How many pages of history are written with the point of the sword—not with ink, but tears and blood? It is chiefly taken up with the recital of wars. What age has not been the era, what country the scene of bloody strifes? What soil does not hold the dust of thousands that have fallen by brothers’ hands? Our glebes have been fattened with the bodies of the slain? On those fields where, with the lark carolling overhead, the peasant drives his ploughshare, other steel than the sickle has glanced, and other shouts have risen than those of happy reapers bearing some blushing, sun-browned maid on their broad shoulders at the Harvest Home. The tall gray stones, the hoary cairns, tell how on other days these quiet scenes were disturbed by the roar of battle, and lay red with another dye than that of heath or purple wild flowers. Go wherever our foot may wander, we find tokens of war; and select what age soever we may, since Abel fell beneath a brother’s hand, we find in man’s first death, and the earth’s first lone grave, a bloody omen of future and frequent crimes. What a commentary is human history on these words of Holy Scripture, “The whole creation groaneth, and travaileth in pain till now!—nor shall it cease to groan, or hail the day of its redemption, till the Prince of Peace is enthroned in the heart of all nations, and the labours of missionaries have extended that kingdom to the ends of the earth, whose triumphs are bloodless—whose walls are Salvation and her gates Praise.”

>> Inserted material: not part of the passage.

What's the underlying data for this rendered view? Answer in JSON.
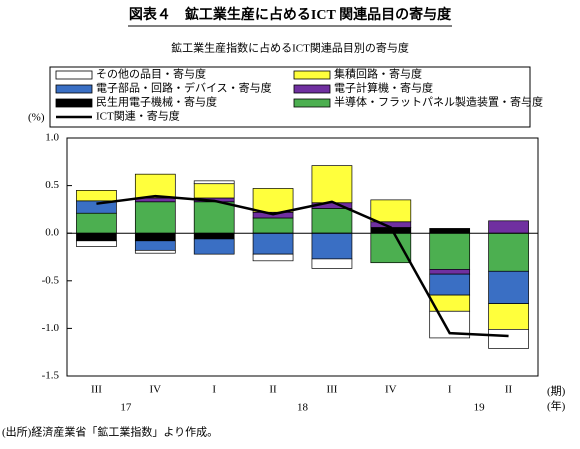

Without disparagement to the happy influence of education, the extension of commerce, and the efforts of benevolent men, the real Peace Society is the Church of God; the olive branch which the Spirit, dove-like, is bearing on blessed wing to a troubled world, is the Word of God; and the gospel’s is the voice which, like Christ’s on Galilee’s waves, shall speak peace to a distracted earth, and change its wildest passions into a holy calm. Till all nations receive the Bible in its integrity and own it as their only rule of policy, till kings reign for Christ and lay their crowns at His feet, a lasting peace is an idle dream. Treaties will no more bind nations that lie under the influence of unsanctified passions, that chains him who dwelt among the tombs, and within whom dwelt a legion of devils. Till other and better days come, the best cemented peace is only a pause—a truce—an armistice; the breathing-time of exhausted combatants. Alas, that it should be so: yet true it is, that that nation dooms itself to disaster, if not destruction, which, pursuing only the arts of peace, leaves its swords to rust, and its navies to rot, and forts with empty embrasures to moulder into ruins. The trumpet of the world’s Jubilee has not yet sounded, nor have all the vials of the Apocalypse been emptied of the wrath of God. And so, till the nations have emerged from spiritual darkness; till God’s Word is an open book, and duly honoured in all lands; till immorality has ceased to weaken the bonds of social happiness, discontent to rankle in the bosom of the people, and ambition to fire the breasts of kings, the world may expect ever and anon to hear the voice of Joel sounding out this trumpet call, “Prepare ye war; wake up the mighty men; let all the men of war draw near—beat your ploughshares into swords and your pruning-hooks into spears—put ye in the sickle, for the harvest is ripe.”
Better days are coming—some think near at hand. Turning a seer’s eye on futurity, Isaiah descried them in the far distance—saw the reign of the Prince of Peace—Jesus crowned King of kings and Lord of lords—swords beaten into ploughshares and spears into pruning-hooks—every man, whether at hall or cottage door, sitting under the shade of his vine and fig-tree—the whole earth quiet, and at rest. And glad is the Church, as, weary of strife and sin and sorrow, she looks up into the darksome sky, and cries, Watchman, what of the night? to get a hopeful response,—to catch any sign, in break, or blush, or gray gleam however feeble, that seems to reply, The morning cometh! Come blessed morn, come Prince of Peace—come Lord Jesus—come quickly! Let wars cease unto the ends of the earth! Scatter Thou the people that delight in war.
The vision tarries, but come it shall. In answer to the cry of blood that rises to heaven with a different voice from that of Abel’s, peace shall reign and wars shall cease. By the hands that men nailed to a cross God will break the bow, the battle, and the spear—burning the chariot in the fire. And though any peace which our age may enjoy should be only a breathing-time, but a pause in the roar of the bloody tempest, let us improve it to remedy all wrongs at home; to educate our ignorant and neglected masses; to eradicate the vices that disgrace and degrade our nation; to build up the Church wherever it lies in ruins; to extend not so much Britain’s empire as Christ’s kingdom abroad, and so hasten forward the happy time when the Song of the Angels shall be echoed from every land, and the voices of the skies of Bethlehem shall be lost in the grander, fuller, nobler chorus of all nations, singing, Glory to God in the highest, peace on earth, good will toward men!